The New Cold War?

The current rivalry between the United States and China has much less in common with the Cold War than with the old Russia-China tensions. For the Cold War was, as common parlance would have it, “a clash of ideologies,” whereas today’s semi-hostile relations between the U.S. and China are really just a turf war between ideological allies whose respective self-interested ambitions have inevitably come into conflict.

The phrase “a clash of ideologies” was always a misnomer at best, and a deliberate misrepresentation at worst, as it infused all discussion of the old East-West conflict with a heavy dose of implicit moral relativism. The Cold War, described this way, seemed to be reducible to a disagreement between two theories of how to tend to the public good, such that the key terms of the debate became “efficiency,” “realism,” and “success,” rather than the only true or relevant ground of the conflict, freedom vs. tyranny. 

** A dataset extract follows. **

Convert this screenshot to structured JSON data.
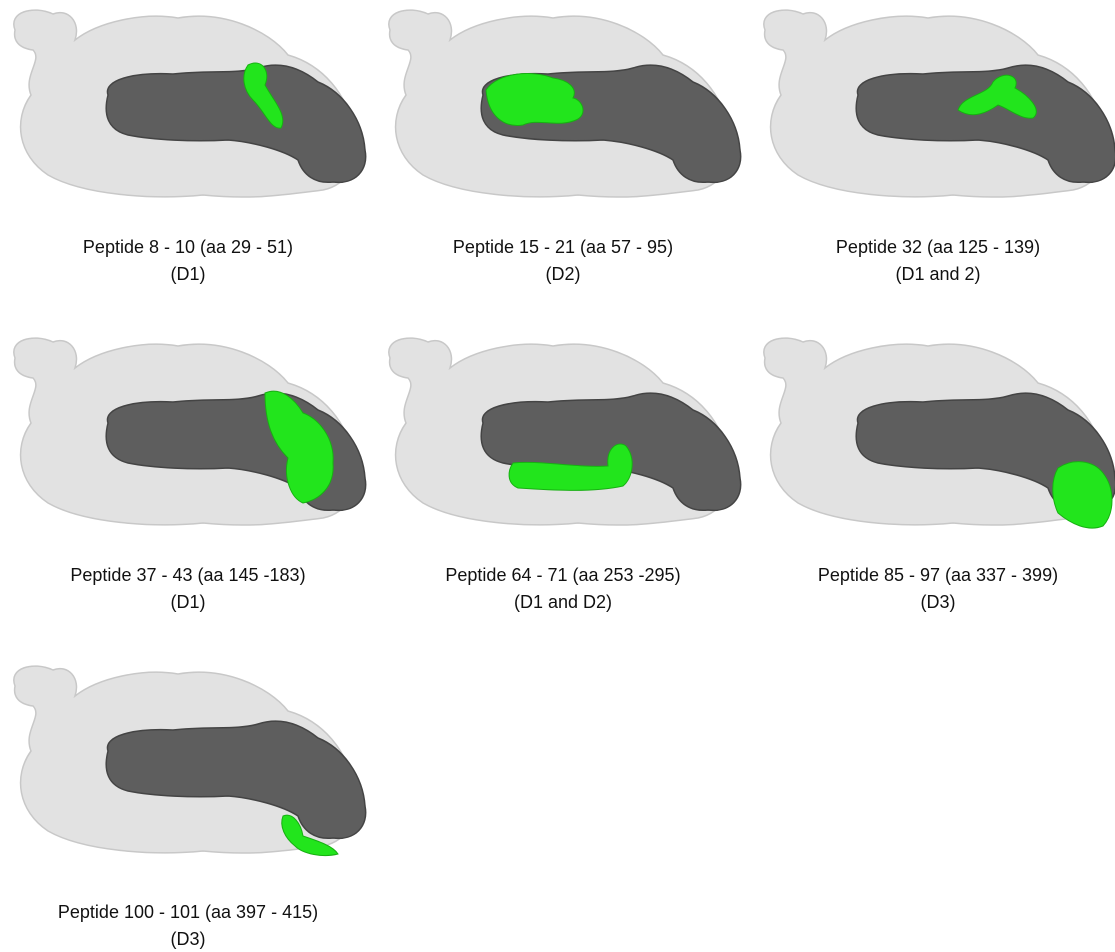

Today, however, the entire West, and the United States most emphatically, is ruled by variations on Marxism, with the U.S. government itself currently consisting of, and aligned with, many overtly Marxist individuals and groups, and awash in overt sympathizers with the Chinese Communist Party. Hence, there is no significant “ideological divide” between Washington and Beijing, but only disputes about trade practices (Donald Trump had a large role in fostering that stupidity), spying, and of course global influence. The fact that the latter issue, global influence, was often treated as the real source of disagreement between the U.S. and the Soviet Union is merely a product of the relativistic attitude toward the conflict among left-leaning academics and diplomats. In fact, territorial preeminence was only an accidental feature of the Cold War — whether any given players involved on either side fully understood this — since that conflict was, at its essence, really a fight to resist a tyrannical force bent on imposing enslavement on all mankind. In other words, the Cold War was not a “clash of ideologies”; it was a clash between political philosophy as such and thuggery as such — between reason and violence — in which one side aimed to negate political theory and rational discussion outright in favor of the rule of brute force and universal compliance.

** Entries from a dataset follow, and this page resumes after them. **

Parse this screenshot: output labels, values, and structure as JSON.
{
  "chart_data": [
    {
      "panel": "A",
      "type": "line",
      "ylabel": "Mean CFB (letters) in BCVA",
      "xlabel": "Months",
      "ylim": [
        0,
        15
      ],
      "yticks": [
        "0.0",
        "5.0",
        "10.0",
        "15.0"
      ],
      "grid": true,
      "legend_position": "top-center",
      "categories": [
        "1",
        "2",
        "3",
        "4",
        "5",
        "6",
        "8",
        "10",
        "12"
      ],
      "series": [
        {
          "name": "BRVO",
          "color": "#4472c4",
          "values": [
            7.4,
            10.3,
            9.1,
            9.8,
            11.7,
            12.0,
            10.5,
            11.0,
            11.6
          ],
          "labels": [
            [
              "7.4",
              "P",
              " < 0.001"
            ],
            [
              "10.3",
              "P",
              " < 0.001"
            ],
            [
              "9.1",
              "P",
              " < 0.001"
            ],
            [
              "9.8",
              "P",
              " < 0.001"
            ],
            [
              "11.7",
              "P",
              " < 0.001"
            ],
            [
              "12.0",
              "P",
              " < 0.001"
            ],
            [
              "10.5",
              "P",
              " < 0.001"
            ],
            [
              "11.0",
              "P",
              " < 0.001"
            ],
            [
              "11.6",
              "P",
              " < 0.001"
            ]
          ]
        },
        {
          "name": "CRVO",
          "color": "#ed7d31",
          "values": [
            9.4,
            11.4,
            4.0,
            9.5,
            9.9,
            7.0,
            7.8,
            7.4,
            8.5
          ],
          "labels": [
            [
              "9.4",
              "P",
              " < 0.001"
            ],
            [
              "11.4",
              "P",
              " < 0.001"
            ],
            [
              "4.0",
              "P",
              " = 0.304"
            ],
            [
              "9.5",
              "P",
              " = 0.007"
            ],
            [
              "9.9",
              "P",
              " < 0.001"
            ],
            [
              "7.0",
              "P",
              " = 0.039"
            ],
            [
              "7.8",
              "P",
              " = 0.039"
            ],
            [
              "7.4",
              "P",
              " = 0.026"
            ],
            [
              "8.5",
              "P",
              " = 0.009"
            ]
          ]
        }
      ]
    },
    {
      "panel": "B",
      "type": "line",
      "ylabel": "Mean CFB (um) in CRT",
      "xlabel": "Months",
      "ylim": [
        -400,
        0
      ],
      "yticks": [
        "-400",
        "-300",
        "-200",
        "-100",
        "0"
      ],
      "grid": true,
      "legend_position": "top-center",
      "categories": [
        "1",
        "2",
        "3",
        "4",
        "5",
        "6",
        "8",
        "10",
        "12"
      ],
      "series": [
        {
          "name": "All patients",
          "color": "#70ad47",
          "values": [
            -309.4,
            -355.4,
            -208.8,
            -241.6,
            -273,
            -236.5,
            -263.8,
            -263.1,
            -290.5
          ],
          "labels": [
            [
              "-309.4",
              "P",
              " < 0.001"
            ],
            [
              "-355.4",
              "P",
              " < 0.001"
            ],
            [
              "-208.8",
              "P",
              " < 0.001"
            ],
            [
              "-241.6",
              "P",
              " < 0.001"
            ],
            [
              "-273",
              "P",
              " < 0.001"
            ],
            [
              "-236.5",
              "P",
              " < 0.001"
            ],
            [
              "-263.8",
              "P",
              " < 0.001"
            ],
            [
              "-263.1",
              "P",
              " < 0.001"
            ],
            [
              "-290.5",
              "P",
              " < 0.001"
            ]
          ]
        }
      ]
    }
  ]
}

And that fundamental dispute between philosophy and force, reason and compulsion, freedom and bondage, is exactly what is lacking in the current U.S.-China conflict, which is truly more like an increasingly nasty sibling rivalry than like a genuine war between those who would be free and those who would enslave them. The U.S. government, right down to its sinews, is in fundamental agreement with China about goals and methods. The only real dispute is about who should have the leading role in defining these shared goals and administering these agreed-upon methods for the rest of the world.

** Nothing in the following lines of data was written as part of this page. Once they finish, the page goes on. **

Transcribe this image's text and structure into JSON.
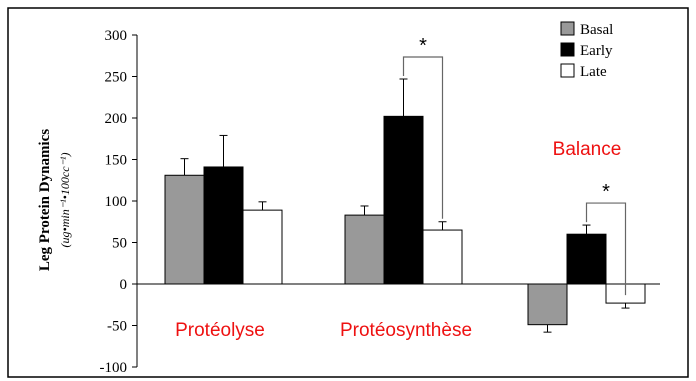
{
  "chart_data": {
    "type": "bar",
    "title": "",
    "xlabel": "",
    "ylabel": "Leg Protein Dynamics",
    "ylabel_unit": "(ug•min⁻¹•100cc⁻¹)",
    "ylim": [
      -100,
      300
    ],
    "yticks": [
      300,
      250,
      200,
      150,
      100,
      50,
      0,
      -50,
      -100
    ],
    "grid": false,
    "legend_position": "top-right",
    "categories": [
      "Protéolyse",
      "Protéosynthèse",
      "Balance"
    ],
    "category_label_color": "#ee1111",
    "series": [
      {
        "name": "Basal",
        "color": "#999999",
        "values": [
          131,
          83,
          -49
        ],
        "errors": [
          20,
          11,
          9
        ]
      },
      {
        "name": "Early",
        "color": "#000000",
        "values": [
          141,
          202,
          60
        ],
        "errors": [
          38,
          45,
          11
        ]
      },
      {
        "name": "Late",
        "color": "#ffffff",
        "values": [
          89,
          65,
          -23
        ],
        "errors": [
          10,
          10,
          6
        ]
      }
    ],
    "annotations": [
      {
        "text": "*",
        "category": 1,
        "from_series": 1,
        "to_series": 2
      },
      {
        "text": "*",
        "category": 2,
        "from_series": 1,
        "to_series": 2
      }
    ]
  }
}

There are two clear implications of this historical shift from the intellectual and moral terms of the Cold War to a mere rivalry between neo-Marxist allies. First, Russia won the Cold War — she “buried” the West, just as Nikita Khrushchev promised. Second, following from the properly understood nature of the Cold War, as explained above, universal enslavement is here — there is no geopolitical voice of freedom and mankind today, no defense of reason and political philosophy against the premises and aims of tyranny.